Reading the numbers right | HT Editorial
India’s third quarter Gross Domestic Product (GDP) numbers, released on Friday, are interesting for a variety of reasons, not the least being the fact that while the GDP number was marginally lower than estimates, the gross value added (GVA) number was marginally higher
India’s third quarter Gross Domestic Product (GDP) numbers, released on Friday, are interesting for a variety of reasons, not the least being the fact that while the GDP number was marginally lower than estimates, the gross value added (GVA) number was marginally higher. Some experts have explained this as being caused by the payment of past year dues on subsidies (which are among the things subtracted from GDP to arrive at the GVA), and this is a plausible theory. This would also seem to suggest that the recovery is perhaps proceeding along expected lines.
But how does this correspond with the estimate that the Indian economy (GDP) will contract by 8% in 2020-21, higher than the previously estimated contraction of 7.7%? Does this mean the recovery is losing some steam? Or does the subsidy factor play out here too? After all, a 8% contraction for the entire year, some number-crunching shows, will mean the economy contracts in the fourth quarter too, which is at odds with just about every other piece of data available. What does one make of really bad news coming from the informal sector? Sure, much of this is anecdotal, but it has always been difficult to measure activity in the informal sector. And finally, while the numbers show a sharp recovery in private consumption in the three months ending December, was this one-off, caused by pent-up demand and festive spending, or can it be sustained? All are valid questions, pointing to the larger debate — the worst is over, but how strong and widespread will the bounce back be?
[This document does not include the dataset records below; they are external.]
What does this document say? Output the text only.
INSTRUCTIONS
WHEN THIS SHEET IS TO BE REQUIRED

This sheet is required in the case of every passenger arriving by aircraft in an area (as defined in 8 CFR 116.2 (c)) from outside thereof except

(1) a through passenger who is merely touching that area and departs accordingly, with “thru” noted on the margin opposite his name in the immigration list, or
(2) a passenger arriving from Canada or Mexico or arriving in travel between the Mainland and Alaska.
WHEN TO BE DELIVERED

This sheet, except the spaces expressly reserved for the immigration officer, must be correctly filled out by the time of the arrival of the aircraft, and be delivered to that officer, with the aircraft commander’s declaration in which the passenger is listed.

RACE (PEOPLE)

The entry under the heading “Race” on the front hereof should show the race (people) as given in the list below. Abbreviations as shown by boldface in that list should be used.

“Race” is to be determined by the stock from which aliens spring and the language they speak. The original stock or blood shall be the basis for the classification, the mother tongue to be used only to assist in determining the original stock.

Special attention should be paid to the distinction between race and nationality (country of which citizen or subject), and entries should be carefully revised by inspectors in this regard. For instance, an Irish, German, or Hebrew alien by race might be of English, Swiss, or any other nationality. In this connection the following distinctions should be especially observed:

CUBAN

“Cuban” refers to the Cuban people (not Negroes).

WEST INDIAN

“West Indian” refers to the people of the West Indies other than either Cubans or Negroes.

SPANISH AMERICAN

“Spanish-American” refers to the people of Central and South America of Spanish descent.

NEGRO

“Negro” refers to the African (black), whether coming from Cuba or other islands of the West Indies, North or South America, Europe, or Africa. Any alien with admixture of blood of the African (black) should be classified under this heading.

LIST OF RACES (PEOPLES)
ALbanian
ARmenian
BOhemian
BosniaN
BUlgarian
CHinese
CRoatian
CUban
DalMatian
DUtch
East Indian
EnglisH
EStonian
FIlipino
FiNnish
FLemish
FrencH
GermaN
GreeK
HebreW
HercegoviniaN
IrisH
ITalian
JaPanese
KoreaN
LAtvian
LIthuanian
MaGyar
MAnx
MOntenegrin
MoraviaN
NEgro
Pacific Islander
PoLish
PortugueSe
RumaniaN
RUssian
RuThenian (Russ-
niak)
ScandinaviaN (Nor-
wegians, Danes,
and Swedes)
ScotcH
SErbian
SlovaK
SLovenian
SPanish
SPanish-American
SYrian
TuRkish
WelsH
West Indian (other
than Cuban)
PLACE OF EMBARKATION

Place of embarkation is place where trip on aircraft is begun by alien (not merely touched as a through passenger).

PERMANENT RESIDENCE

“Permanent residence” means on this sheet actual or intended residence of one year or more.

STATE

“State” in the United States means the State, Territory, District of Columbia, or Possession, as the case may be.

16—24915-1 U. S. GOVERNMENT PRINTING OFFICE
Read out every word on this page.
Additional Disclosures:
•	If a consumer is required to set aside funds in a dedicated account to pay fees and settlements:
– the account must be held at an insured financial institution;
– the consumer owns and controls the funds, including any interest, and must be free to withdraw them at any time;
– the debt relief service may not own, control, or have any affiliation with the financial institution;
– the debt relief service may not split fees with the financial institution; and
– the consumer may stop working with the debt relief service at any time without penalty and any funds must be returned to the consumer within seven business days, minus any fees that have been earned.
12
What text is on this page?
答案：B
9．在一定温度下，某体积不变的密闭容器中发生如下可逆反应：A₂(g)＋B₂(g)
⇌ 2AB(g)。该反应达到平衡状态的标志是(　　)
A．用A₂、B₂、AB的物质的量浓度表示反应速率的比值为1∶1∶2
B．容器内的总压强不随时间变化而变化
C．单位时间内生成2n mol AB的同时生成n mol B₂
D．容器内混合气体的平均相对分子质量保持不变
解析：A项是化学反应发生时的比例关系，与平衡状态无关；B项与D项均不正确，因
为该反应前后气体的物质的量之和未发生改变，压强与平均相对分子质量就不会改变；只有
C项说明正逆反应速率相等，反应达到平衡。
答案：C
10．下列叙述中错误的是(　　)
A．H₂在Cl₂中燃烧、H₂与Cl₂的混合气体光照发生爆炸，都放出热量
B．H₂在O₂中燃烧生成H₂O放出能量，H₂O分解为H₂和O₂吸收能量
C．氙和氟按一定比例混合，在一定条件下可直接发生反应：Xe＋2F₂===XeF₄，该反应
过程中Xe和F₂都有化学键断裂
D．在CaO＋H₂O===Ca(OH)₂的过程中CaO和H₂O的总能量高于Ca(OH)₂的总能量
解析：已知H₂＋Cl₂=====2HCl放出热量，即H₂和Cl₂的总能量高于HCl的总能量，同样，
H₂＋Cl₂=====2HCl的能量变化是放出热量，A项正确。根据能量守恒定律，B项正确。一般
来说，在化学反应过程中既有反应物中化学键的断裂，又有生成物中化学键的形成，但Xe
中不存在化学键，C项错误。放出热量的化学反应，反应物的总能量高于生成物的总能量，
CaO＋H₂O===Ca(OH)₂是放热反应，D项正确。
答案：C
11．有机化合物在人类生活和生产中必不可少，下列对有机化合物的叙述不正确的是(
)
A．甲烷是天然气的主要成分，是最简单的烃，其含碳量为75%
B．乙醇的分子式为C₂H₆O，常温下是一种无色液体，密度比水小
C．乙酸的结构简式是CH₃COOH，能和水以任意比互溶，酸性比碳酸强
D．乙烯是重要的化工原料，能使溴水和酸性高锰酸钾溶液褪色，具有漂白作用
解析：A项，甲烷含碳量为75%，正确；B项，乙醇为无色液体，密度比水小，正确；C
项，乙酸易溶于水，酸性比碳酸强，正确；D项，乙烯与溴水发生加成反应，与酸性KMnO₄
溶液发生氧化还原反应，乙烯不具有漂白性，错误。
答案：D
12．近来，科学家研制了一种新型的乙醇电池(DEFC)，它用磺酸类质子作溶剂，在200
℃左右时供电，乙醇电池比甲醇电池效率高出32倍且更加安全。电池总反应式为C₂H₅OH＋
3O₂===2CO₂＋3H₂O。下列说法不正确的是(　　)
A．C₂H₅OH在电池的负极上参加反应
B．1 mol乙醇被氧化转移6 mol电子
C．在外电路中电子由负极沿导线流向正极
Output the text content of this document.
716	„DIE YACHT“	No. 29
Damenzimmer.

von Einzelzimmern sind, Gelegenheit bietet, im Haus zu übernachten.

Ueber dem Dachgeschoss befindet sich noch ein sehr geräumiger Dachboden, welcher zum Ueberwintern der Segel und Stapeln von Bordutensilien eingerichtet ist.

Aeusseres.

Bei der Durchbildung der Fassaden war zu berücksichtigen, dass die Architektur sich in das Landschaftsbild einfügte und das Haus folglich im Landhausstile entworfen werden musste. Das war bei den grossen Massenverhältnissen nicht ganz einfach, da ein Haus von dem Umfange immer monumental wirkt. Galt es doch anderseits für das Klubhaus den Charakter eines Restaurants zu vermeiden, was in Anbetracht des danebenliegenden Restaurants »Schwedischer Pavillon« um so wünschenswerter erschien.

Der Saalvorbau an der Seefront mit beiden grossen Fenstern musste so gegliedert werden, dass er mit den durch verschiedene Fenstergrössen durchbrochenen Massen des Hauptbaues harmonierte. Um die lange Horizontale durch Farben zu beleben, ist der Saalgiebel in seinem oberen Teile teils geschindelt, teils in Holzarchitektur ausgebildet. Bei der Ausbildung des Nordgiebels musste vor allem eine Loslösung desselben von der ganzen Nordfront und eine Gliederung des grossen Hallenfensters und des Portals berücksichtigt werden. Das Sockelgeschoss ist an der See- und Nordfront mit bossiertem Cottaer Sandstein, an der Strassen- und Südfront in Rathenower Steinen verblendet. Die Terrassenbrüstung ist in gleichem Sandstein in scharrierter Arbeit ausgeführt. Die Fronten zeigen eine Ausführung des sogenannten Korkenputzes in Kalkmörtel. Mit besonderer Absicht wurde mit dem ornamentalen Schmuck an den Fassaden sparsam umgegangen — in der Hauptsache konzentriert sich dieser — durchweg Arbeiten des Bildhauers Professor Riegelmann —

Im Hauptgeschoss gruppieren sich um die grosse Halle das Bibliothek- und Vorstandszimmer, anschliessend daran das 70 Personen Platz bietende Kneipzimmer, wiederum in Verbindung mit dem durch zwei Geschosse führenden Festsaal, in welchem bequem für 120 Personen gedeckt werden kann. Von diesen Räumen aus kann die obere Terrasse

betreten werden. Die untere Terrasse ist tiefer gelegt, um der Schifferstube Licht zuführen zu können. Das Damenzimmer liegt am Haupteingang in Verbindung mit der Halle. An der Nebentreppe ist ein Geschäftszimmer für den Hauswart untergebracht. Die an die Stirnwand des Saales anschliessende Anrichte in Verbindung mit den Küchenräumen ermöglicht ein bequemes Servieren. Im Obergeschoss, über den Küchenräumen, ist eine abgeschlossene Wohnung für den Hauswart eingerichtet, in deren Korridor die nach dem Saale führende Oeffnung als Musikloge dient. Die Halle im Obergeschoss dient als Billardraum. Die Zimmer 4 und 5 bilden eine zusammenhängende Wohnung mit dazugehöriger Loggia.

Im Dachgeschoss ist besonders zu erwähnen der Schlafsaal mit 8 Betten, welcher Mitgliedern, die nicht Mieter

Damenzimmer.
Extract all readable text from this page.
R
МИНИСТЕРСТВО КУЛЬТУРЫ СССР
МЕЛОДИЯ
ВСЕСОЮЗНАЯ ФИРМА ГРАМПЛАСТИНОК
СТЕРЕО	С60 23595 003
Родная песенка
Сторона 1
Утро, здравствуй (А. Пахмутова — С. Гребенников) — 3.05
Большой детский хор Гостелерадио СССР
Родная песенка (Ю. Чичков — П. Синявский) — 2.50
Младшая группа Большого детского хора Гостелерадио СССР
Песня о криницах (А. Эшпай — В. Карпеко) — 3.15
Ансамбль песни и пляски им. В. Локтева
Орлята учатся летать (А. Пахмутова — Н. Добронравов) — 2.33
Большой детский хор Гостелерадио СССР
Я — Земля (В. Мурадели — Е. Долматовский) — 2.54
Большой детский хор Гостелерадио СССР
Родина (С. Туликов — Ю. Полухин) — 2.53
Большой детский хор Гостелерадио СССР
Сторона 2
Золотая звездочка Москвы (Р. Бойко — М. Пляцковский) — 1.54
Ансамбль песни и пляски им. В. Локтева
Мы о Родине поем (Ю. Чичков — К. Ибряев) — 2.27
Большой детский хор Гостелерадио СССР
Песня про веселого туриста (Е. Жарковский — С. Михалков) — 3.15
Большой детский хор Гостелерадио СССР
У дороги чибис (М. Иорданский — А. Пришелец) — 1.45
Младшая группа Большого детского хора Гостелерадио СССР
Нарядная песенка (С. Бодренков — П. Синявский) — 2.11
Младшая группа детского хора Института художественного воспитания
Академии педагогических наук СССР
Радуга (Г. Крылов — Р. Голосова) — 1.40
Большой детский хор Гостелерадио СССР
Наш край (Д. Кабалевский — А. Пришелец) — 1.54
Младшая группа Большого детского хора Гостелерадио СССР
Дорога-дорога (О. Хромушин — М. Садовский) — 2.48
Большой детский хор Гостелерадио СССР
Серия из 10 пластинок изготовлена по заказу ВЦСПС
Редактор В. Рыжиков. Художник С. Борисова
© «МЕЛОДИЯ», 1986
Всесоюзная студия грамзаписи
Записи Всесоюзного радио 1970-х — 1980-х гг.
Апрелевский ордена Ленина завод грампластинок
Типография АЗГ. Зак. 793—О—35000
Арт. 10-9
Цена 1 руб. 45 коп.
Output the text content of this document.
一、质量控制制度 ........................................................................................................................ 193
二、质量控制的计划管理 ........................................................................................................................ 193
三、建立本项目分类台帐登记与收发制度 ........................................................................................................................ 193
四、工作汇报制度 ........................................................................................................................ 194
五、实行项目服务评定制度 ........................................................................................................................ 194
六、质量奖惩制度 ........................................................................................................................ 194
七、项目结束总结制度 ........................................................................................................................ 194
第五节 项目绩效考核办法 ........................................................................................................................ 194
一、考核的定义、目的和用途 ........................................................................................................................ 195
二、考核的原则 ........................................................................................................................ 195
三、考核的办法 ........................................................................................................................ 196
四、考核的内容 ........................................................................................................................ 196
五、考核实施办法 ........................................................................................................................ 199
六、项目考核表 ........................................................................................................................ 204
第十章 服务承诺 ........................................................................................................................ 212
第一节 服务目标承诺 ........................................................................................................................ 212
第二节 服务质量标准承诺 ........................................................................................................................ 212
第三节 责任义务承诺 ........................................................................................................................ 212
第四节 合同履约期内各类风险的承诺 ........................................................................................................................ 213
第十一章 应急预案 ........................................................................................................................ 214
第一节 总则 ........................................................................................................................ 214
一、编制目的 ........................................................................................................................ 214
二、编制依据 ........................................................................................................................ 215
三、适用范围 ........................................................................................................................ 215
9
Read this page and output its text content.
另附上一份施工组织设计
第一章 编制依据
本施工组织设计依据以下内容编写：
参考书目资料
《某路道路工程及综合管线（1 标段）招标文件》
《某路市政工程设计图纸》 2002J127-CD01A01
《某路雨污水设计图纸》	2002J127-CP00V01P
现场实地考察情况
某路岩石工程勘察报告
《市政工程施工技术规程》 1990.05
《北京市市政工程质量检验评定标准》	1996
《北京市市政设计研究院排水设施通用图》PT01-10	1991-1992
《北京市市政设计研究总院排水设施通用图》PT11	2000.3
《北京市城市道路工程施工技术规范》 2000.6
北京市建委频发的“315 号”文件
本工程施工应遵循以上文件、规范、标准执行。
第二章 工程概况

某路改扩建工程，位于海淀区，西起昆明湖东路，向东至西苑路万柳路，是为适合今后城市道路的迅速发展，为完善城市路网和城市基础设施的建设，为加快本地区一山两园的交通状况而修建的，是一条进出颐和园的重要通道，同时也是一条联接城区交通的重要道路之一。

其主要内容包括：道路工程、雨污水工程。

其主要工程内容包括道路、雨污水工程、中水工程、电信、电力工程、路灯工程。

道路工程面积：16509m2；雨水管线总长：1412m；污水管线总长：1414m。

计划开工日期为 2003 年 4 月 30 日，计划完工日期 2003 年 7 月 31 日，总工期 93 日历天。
Two data-points shed more light on this (although an outright answer will still take time). The first is the government’s capital expenditure, which has increased significantly (although its operating expenditure has, as expected, shrunk). The second, a more nuanced measure, is the GVA excluding agriculture and government — a measure of private sector activity. This entered positive territory after contracting in both the first and second quarters, although, again, it is a measure of the corporate and formal sector’s recovery, not a general one. On the basis of this, Friday’s data, anecdotal evidence, and high-frequency indicators, while it does seem likely that India’s recovery will be patchy, the overall number for 2020-21 may actually end up being a little better than -8%, or even -7.7%.